You can download the new functionality by grabbing the ao_mindreader_common.mmbas macro from the macro library or running the setup program.

10 Comments »

  1. Peter K said,

    May 1, 2009 @ 7:54 pm

    Just updated my install and I love how this works. This is a brilliant addition, love how it works in both directions. Got me thinking: would it be possible to add another parameter like && that would indicate the task is on the same level?

    Like: Write Report << research “x” && research “y”

  2. ActivityOwner said,

    May 1, 2009 @ 8:51 pm

    Research X >> Write Report << Research Y

  3. Peter K said,

    May 2, 2009 @ 8:37 pm

    Ahhh yes, that does work nicely!!

    What about:
    get groceries << pizza & salad & milk

  4. ActivityOwner said,

    May 2, 2009 @ 9:11 pm

    How about get groceries << pizza and salad and milk :-)

    I think developing a full parsing syntax for this is a bit of a rabbit hole. We could put in the && delimiter but then that leads into a need for precedence of operators and grouping delimiters. I think the basic functionality gets us 95% of the way there. There is always the actual MindManager interface.

  5. ActivityOwner said,

    May 3, 2009 @ 7:35 am

    OK — I can never resist a good rabbit hole….

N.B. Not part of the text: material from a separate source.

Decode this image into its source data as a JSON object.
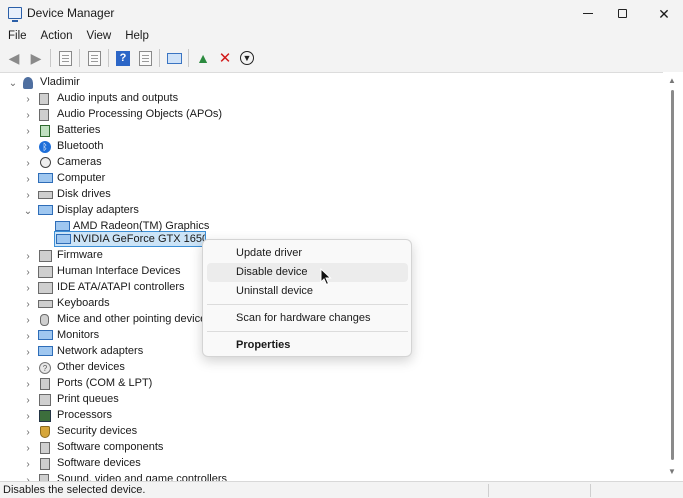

    The latest version (setup107.exe) recognizes && as a parallel delimiter as requested. It turned out to be very easy with existing code. Now this and the reverse work:

    A && B && C >> D >> E

    You can experiment with more complex syntax, but fairly quickly there starts to be a need additonal symbols to bracket subsets and coding behind the scenes to handle it. WordPress is even starting to get confused by these — I had to edit this comment to get it to come out right!

  6. Peter K said,

    May 3, 2009 @ 9:13 am

    This has me smiling! I thought this was an irresistible addition. Entering tasks just got even more convenient. On a mindreader high! hehe

  7. Curtis N. Bingham said,

    June 12, 2009 @ 8:53 am

    AO, you are amazing! You claim not to want to go down a rabbit hole and yet you do it anyway, coming up with something truly brilliant! I love it!

  8. ActivityOwner said,

    June 13, 2009 @ 9:06 am

    Thanks Curtis — I had almost forgotten about this new feature and hadn’t been using it. In my defense, I only went a little ways down the rabbit hole :-).

  9. Scott said,

    January 6, 2010 @ 11:03 pm

    I’ve just started using MindReader and wow, I love it! I have a question about the start and due dates. I’m still learning MindReader and I’m using the ‘q’ tag. I’m also using results manager (with MM8). When I add an item without telling MindReader anything about start/due dates it adds today’s date in the “start” date and no “due” date which is what I want. However, when I do an “edit activity” and add a context, when I click ok, RM is automatically adding a due date of “today” even though I’ve left the field blank (in most cases I only want a start date). Is there a way to not have RM automatically setting due dates for me, but still keeping the start dates? Maybe I have RM set up wrong. I’m using RM 2.8.3.

    Thank you so much for the help, it is greatly appreciated!!!

  10. ActivityOwner said,

    January 7, 2010 @ 12:01 am

    Thanks Scott — I always appreciate hearing this stuff actually gets used!

    There is a default ResultsManager option “Support MM/OutLook Syncronization” that when checked forces a due date to be set if a start date is set and vice versa. Apparently this is required for sync to work.

    If you uncheck that option, you should be fine.

    Let me know if that doesn’t work.